Para desenvolver este ensaio parti de uma cena animada na qual cresce de um corpo sem cabeça uma planta no lugar desta; cena presente na animação O gato Galvatchi criada em atelier. Foi por aí que se começou a relacionar o projecto de atelier com este ensaio prático, não tendo apenas ficado por ai.
A própria imagem criada, tanto na animação como no ensaio, implica um desvio, transmutatio, que se verifica na troca da cabeça pela planta. Este é uma metáfora visual que representa a inspiração que eu tenho por parte da natureza.
A partir do momento em que a planta cresce o corpo é visto como objecto, um vaso, que gera e alimenta uma nova vida.
Considero que o trabalho desenvolvido para atelier, também, se trata de um desvio. O que vemos não é o movimento real mas sim uma ilusão que é criada pela sequência de imagens/frames; isto acontece devido ao olho humano levar fracções de segundo para esquecer uma imagem. Quando projectadas imagens a um ritmo superior de dezasseis por segundo dá-se a ilusão que imagens estáticas se estão a mover.
Pelos motivos aqui explicados fez-me perfeito sentido esta ponte entre o meu projecto de atelier e este ensaio, conseguindo desta forma uma analise diferente, da que realizada, da minha animação.
A retórica da minha animação realiza-se no meio de cenas, estas representam na sua maioria convenções da realidade, à excepção da tratada neste ensaio, essa transforma-se em signos e símbolos, que ilustram uma metáfora; vejamos «de que forma a linguagem cinematográfica intensifica o poder de comunicação das imagens poéticas (...) explorando as imagens como metáforas e símbolos; evitando, com suas recorrências e voltas, o fluxo temporal direto; colocando-nos diante de um mundo mítico e atemporal(...).» Gottardi (p.21/22). 
A metáfora criada recorreu à técnica joiner photography; através de várias fotografias com exposições diferentes obtive a imagem na totalidade juntando-as digitalmente.
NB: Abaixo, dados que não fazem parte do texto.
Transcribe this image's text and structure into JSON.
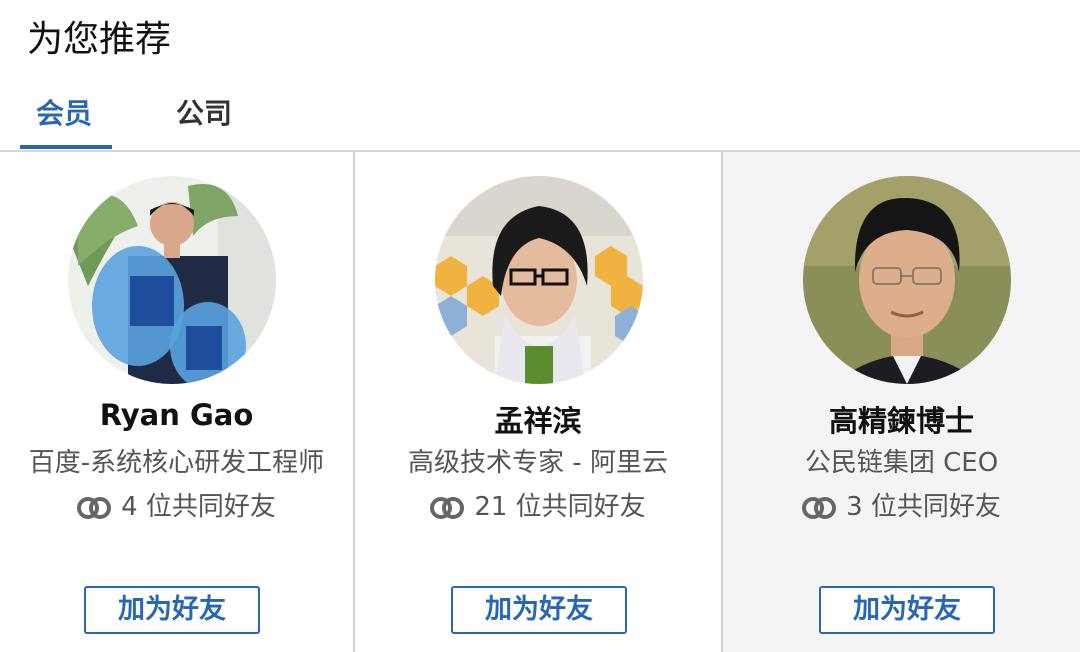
{
  "section_title": "为您推荐",
  "tabs": [
    {
      "label": "会员",
      "active": true
    },
    {
      "label": "公司",
      "active": false
    }
  ],
  "accent_color": "#2867b2",
  "cards": [
    {
      "name": "Ryan Gao",
      "headline": "百度-系统核心研发工程师",
      "mutual": "4 位共同好友",
      "button": "加为好友",
      "avatar_icon": "profile-photo"
    },
    {
      "name": "孟祥滨",
      "headline": "高级技术专家 - 阿里云",
      "mutual": "21 位共同好友",
      "button": "加为好友",
      "avatar_icon": "profile-photo"
    },
    {
      "name": "高精鍊博士",
      "headline": "公民链集团 CEO",
      "mutual": "3 位共同好友",
      "button": "加为好友",
      "avatar_icon": "profile-photo"
    }
  ]
}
Alguns artistas que usam esta técnica tentam esconder ao máximo o sítio onde a junção se sucede, já eu pretendi acentuar. Desta forma consegue-se ver que a imagem foi formada por outras setenta e seis.
O corpo retrado na imagem é o meu, não me fazia sentido usar outro visto que a metáfora representa algo meu, e a planta é uma sansevieria que tenho em casa, esta destaca-se pela sua rusticidade e resistência. Para que conseguisse desenhar o movimento do meu próprio corpo fiz uma impressão deste, o mais perto que consegui do tamanho real.
No cinema a cadência de projecção padrão é desde 1929, 24 fps (frames por segundo), ou seja, por segundo são necessárias 24 imagens para termos a alusão de movimento. Como a metáfora é criada por setenta e seis imagens percebemos que levou apenas três segundos o corpo e a planta a aparecer. Surge assim uma relação com a ideia da temporalidade.
Ricoeur defende que o feito de desvios ocorrem em diversos pontos de vista sobre os acontecimentos: há o tempo do acontecimento, o tempo que narra o acontecimento e o tempo que o espectador reconstrói na relação entre o acontecimento e a narrativa. Gravei a minha voz a dizer: "cresce de um corpo sem cabeça uma planta no lugar desta" para perceber quanto tempo demorava a narrar o acontecimento e é por isso que a imagem criada demorou três segundos.
Registei, por cima da fotografia, todos os movimentos que foram necessários para a realização da acção, dentro do tempo que esta decorreu.  À medida que ia desenhando os movimentos percebi que a temporalidade, também, é marcada pelo desgaste do marcador.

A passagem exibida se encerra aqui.